Meryl Streep has been a longtime supporter of the Equal Rights Amendment. In 2015, the actress revealed that she is still paid less than her male co-stars. While promoting her Oscar-nominated film The Post, Streep told Gloria Steinem, “Equal means equal. And if it starts at the top, none of these shenanigans would have filtered down and it wouldn’t have been tolerated.”
In August 2017, Amy Schumer revealed that she negotiated for more than the initial $11 million offer for her Netflix special, The Leather Special, due to the fact that comedians Chris Rock and Dave Chappelle were offered $20 million each for their own respective specials.
Jessica Chastain made headlines in January 2018, when it was revealed that she negotiated higher salaries for herself and Octavia Spencer in an upcoming holiday comedy film starring both actresses. Spencer told the story for her, explaining, “She said, ‘Octavia. we’re gonna get you paid on this film… You and I are gonna be tied together. We’re gonna be favored nations, and we’re gonna make the same thing.’ Fast-forward to last week, we’re making five times what we asked for.”
In July of 2017 Emma Stone told Out Magazine that “In my career so far, I’ve needed my male co-stars to take a pay cut so that I may have parity with them. And that’s something they do for me because they feel it’s what’s right and fair.”
“Here’s the thing, women of color on that spectrum, we make far less than white women. So, if we’re gonna have that conversation about pay equity, we gotta bring the women of color to the table,” Octavia Spencer said to her co-star Jessica Chastain when the two decided to negotiate a salary raise for their upcoming joint project.

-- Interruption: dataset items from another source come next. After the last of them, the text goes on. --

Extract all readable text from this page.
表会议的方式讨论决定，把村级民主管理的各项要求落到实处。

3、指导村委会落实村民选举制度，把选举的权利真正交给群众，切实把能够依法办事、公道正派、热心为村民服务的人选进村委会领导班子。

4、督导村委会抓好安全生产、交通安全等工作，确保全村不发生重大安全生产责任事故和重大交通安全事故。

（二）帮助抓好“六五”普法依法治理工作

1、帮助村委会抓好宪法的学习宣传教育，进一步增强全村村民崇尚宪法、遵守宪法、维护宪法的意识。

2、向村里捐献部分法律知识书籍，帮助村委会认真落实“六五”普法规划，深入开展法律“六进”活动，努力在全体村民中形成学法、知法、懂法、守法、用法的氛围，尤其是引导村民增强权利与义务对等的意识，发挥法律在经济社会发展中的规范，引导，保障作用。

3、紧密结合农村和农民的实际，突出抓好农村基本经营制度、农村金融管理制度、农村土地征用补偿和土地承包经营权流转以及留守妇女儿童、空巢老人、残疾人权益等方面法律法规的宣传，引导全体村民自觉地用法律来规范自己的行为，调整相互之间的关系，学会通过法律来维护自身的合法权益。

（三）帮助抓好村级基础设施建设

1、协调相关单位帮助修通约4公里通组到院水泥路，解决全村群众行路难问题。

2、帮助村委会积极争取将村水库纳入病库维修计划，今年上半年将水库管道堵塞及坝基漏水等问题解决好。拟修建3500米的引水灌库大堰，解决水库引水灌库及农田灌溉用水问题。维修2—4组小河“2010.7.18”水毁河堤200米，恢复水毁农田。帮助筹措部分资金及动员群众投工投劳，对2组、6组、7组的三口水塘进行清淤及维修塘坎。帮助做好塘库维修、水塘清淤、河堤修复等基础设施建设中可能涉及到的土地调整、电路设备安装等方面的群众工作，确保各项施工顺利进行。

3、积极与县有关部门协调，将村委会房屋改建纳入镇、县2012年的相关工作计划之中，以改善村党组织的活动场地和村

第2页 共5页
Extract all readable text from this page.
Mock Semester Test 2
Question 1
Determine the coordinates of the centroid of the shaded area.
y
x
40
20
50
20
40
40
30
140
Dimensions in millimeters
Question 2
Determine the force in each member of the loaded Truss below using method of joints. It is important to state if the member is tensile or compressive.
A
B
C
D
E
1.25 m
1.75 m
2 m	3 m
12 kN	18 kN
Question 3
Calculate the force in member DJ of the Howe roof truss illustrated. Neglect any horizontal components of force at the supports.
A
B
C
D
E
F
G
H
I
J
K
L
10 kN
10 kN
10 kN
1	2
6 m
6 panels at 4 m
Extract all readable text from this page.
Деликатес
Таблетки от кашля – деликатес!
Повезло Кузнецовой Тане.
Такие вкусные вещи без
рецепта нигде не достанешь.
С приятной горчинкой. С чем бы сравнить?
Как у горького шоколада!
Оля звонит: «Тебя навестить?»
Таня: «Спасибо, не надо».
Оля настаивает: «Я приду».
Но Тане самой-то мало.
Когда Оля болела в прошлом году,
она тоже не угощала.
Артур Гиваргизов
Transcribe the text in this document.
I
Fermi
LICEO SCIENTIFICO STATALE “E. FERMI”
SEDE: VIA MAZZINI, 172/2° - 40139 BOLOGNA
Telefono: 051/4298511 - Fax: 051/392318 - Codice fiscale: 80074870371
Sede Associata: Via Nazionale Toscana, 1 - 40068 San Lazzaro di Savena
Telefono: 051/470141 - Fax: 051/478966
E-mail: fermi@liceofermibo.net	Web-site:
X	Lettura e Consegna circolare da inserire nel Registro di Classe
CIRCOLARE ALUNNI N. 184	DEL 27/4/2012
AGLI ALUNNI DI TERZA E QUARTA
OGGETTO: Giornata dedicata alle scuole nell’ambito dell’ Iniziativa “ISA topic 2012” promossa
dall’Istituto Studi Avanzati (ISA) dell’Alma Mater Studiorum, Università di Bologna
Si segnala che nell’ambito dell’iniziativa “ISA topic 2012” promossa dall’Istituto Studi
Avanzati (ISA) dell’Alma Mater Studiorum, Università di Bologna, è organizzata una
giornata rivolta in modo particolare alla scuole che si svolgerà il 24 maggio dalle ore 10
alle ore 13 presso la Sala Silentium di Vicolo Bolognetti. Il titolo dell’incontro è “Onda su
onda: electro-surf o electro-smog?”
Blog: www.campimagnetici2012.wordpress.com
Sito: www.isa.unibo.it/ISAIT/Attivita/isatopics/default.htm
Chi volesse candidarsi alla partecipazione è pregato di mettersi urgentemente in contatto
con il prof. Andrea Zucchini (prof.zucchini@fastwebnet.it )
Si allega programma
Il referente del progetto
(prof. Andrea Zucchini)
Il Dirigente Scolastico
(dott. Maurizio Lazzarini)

In October 2015, Jennifer Lawrence published an essay on Lenny, titled “Why Do I Make Less Than My Male Co‑Stars?” which tackled her questions about the wage gap in Hollywood.
Charlize Theron discovered her The Huntsman: Winter’s War co-star Chris Hemsworth made more money than she did, and negotiated a $10 million increase in salary. “This is a good time for us to bring this to a place of fairness, and girls need to know that being a feminist is a good thing. It doesn’t mean that you hate men. It means equal rights. If you’re doing the same job, you should be compensated and treated in the same way,” she told Elle UK.
“I knew I was being paid less,” Amy Adams told Vanity Fair about her role in American Hustle.
In support of the Equal Pay Day initiative, Kerry Washington tweeted, “Equal pay for equal work.”
When asked by a journalist about pay disparity in Hollywood, Julianne Moore replied, “I think that that’s something that’s not endemic just to show business, but I think that it’s something that we’re all dealing with. That was what the Lilly Ledbetter Act is all about.”
“I think it is right that I am paid the same as my male counterparts,” Emma Watson said in a speech about gender equality at the United Nations as the U.N. Women’s Goodwill Ambassador in 2014.
In a 2014 essay titled “Gender Equality Is a Myth!”, Beyoncé wrote that “Equality will be achieved when men and women are granted equal pay and equal respect.”